You may think of soy as a food, but it's also used in manufacturing.
In the 1930s, Henry Ford hired chemists to turn it into artificial silk, which he named Azlon. While Azlon never reached the market, Ford still used soy in his automobile paints, and soy plastics eventually were used to make horn buttons, gear-shift knobs, and accelerator pedals in all Ford cars.
A new study has found that there may be yet another benefit from soy. It turns out that soy milk and other soy foods could help keep bones strong, staving off osteoporosis, which is a serious concern for women as they age (24.5 percent over age 65 have the condition).
In addition, soy milk does not contain the worrisome proteins and saturated fat in dairy. Soy milk has 0.5 grams of saturated fat per cup; whole milk has 4.6 grams.
For a new study in Bone Reports, researchers divided rats into two groups. For 30 weeks, one group ate a soy-based diet, the other a corn-based one.
At the study's end, the leg bones of the rats on the soy diet were significantly stronger.
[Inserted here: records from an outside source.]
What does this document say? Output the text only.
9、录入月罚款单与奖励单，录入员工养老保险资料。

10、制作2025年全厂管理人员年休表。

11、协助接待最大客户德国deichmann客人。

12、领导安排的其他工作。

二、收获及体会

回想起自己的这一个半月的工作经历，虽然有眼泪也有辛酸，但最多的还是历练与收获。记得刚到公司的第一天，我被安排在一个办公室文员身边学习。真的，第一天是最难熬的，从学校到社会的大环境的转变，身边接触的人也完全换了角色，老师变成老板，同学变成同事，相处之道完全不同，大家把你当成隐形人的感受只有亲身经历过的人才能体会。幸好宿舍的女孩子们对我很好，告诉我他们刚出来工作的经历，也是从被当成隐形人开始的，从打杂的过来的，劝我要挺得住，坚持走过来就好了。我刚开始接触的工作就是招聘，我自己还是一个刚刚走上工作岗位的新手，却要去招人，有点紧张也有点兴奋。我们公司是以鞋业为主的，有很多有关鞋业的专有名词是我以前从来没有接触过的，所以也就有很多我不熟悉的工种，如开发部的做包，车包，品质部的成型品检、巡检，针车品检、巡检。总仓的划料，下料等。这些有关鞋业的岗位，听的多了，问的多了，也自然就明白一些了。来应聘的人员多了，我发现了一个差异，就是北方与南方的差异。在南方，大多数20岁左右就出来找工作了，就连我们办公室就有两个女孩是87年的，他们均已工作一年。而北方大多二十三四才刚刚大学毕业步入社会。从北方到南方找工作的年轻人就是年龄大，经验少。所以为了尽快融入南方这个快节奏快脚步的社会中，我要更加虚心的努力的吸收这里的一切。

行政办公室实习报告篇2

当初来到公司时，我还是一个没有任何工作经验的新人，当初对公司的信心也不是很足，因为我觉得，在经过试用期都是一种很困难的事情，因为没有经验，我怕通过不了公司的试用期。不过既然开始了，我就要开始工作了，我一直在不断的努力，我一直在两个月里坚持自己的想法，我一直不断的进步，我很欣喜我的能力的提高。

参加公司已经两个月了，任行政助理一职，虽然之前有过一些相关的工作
This was true for rats with ovaries and without, suggesting that the benefits could be the same for pre- and postmenopausal women.
So women (and older men, 5 percent of whom of those over 65 have osteoporosis of the femur, neck, and lumbar spine) might try adding more soy-based products to their diet.
Sub in tofu for meat a couple times a week or try your cereal and coffee with soy milk.